Just thought I'd share a little video of Stuart the Pidge interacting with Dinghy the Cat.  I've had both since they were babies (raised Dinghy from one day old!), and they're great friends. They love to chase each other around the house, and Dinghy's never tried to hurt her once (of course, they are still never unsupervised together).
So here's a little sparring match over temporary ownership of the couch!

http://www.youtube.com/watch?v=ia0G_aGaQH8


----------



## sreeshs (Aug 16, 2009)

ha ha ha, that was cool  goes into my fav videos


----------



## pdpbison (Mar 15, 2005)

That is a good chuckle...

Pigeon was going pretty easy on the Cat too...both very light and playing...


----------



## Jivu (Feb 1, 2010)

Yep- they're surprisingly very fair with each other. Though, yesterday, Dinghy was growing a bit tired of playing, and Stuart more boisterous, so Dinghy finally just sat on her. When Stuart managed to get out of that, she gave her a good wing slap to the face and marched off indignantly. And then they started playing again a few minutes later, so I guess there were no hard feelings, ha. But they are a never-ending source of amusement


----------



## Garye (Feb 20, 2005)

That pigeon can hold its own!
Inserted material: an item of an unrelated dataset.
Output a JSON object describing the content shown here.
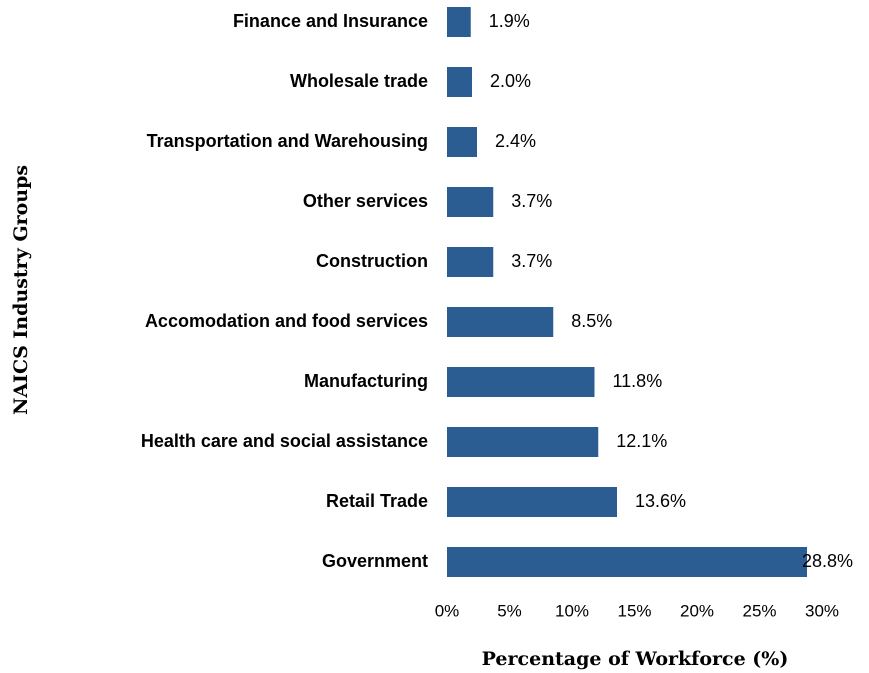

Did you see how it chased that cat away! Woooo... now who's the fraidy cat?!


----------



## Cyreen (Jun 6, 2010)

Very cute! I have a similar pair in my house, Ollie and Darby, who play tail tag on the couch; bird stalking cat. Oddly, my kitty's a calico too (a 14-year-old longhair)!


----------



## yearsexperience (Nov 21, 2009)

hahahaha  very cool, Pigeon took the victory


----------



## Jivu (Feb 1, 2010)

http://www.youtube.com/watch?v=qZL1eiXh89s

Just thought I'd toss this here for the Pigeon-folk 
Got loads of shots of them playing in slow motion-- set to epic music makes it even better.
Stuart shows who really rules the roost towards the end.
ANYWAY.


----------



## Garye (Feb 20, 2005)

I always hope Stuart wins. They seem to like to play with each other. As long as it's safe.


----------



## Cyreen (Jun 6, 2010)

That's a kitty who's enjoying the chase, Dinghy is very careful with his paws.

Good kitty!


----------



## mr squeaks (Apr 14, 2005)

How neat! Loved the slow mo!! Stuart has the uppper - er - wing, as he can fly...beats Dinghy's leaps!

Does the dog ever get into the action? Looks like he's more of a spectator!
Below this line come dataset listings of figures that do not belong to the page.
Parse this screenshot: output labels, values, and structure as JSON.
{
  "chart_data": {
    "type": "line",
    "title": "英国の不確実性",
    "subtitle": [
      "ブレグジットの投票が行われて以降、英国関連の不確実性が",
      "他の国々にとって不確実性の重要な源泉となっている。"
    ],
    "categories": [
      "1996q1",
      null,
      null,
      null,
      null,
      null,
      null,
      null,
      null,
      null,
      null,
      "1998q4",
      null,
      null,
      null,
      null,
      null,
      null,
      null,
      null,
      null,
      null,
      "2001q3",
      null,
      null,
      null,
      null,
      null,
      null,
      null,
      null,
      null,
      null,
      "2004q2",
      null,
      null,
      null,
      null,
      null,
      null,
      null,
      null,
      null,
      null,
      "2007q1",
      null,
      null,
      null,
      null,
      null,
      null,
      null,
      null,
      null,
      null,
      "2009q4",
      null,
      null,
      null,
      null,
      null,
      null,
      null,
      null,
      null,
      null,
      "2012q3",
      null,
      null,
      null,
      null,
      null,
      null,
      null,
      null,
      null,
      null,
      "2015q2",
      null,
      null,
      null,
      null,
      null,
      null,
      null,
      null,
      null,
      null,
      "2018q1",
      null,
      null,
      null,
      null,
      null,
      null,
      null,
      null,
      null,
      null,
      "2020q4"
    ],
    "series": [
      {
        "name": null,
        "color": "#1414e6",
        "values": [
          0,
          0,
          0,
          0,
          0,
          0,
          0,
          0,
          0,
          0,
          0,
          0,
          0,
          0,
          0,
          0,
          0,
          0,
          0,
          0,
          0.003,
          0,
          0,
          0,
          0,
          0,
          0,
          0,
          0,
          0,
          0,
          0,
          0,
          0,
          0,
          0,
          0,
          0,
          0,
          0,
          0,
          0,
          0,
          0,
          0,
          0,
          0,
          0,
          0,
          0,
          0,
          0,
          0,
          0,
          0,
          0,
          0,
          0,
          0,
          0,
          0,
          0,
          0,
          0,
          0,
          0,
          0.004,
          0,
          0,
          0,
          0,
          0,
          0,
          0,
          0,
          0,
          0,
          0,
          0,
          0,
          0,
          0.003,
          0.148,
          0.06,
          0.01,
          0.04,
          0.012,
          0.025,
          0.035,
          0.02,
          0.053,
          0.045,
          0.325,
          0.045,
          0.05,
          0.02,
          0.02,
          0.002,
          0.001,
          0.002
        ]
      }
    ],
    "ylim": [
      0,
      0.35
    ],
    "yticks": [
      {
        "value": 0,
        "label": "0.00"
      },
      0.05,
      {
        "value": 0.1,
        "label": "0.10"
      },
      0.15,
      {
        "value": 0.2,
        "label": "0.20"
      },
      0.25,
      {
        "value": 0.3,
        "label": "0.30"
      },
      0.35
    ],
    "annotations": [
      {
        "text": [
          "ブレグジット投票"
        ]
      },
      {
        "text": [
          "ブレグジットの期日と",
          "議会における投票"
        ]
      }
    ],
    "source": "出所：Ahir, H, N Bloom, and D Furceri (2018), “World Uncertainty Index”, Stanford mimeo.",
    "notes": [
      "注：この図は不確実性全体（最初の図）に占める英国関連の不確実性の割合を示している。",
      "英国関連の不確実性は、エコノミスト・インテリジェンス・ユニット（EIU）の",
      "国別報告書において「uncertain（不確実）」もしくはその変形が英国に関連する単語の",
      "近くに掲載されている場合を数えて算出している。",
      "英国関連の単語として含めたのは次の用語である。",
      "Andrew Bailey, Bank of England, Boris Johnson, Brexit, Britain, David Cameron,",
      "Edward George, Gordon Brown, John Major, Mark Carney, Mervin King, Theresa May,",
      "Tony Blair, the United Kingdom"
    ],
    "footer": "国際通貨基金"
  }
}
I have seen my black cat, Twiggy, deliberately provoke MR. Squeaks into chasing her into the bedroom. She will jump on the bed while he yells at her from the floor, since he can't fly due to half a wing amputation. Twiggy looks down and smirks until she decides to jump down and the chase is back on! 

Yep, few dull moments with fur 'n feathers around!!

Many thanks for posting, Jivu!!

Love and Hugs

Shi/MR. Squeaks/Twiggy


----------



## Jivu (Feb 1, 2010)

Stuart nearly always wins out. If Dinghy ever gets too boisterous--she treats Stuart more like a cat than a bird-- is the time that Lennie (the dog) will intervene. He's very good about making sure that everyone plays nice


----------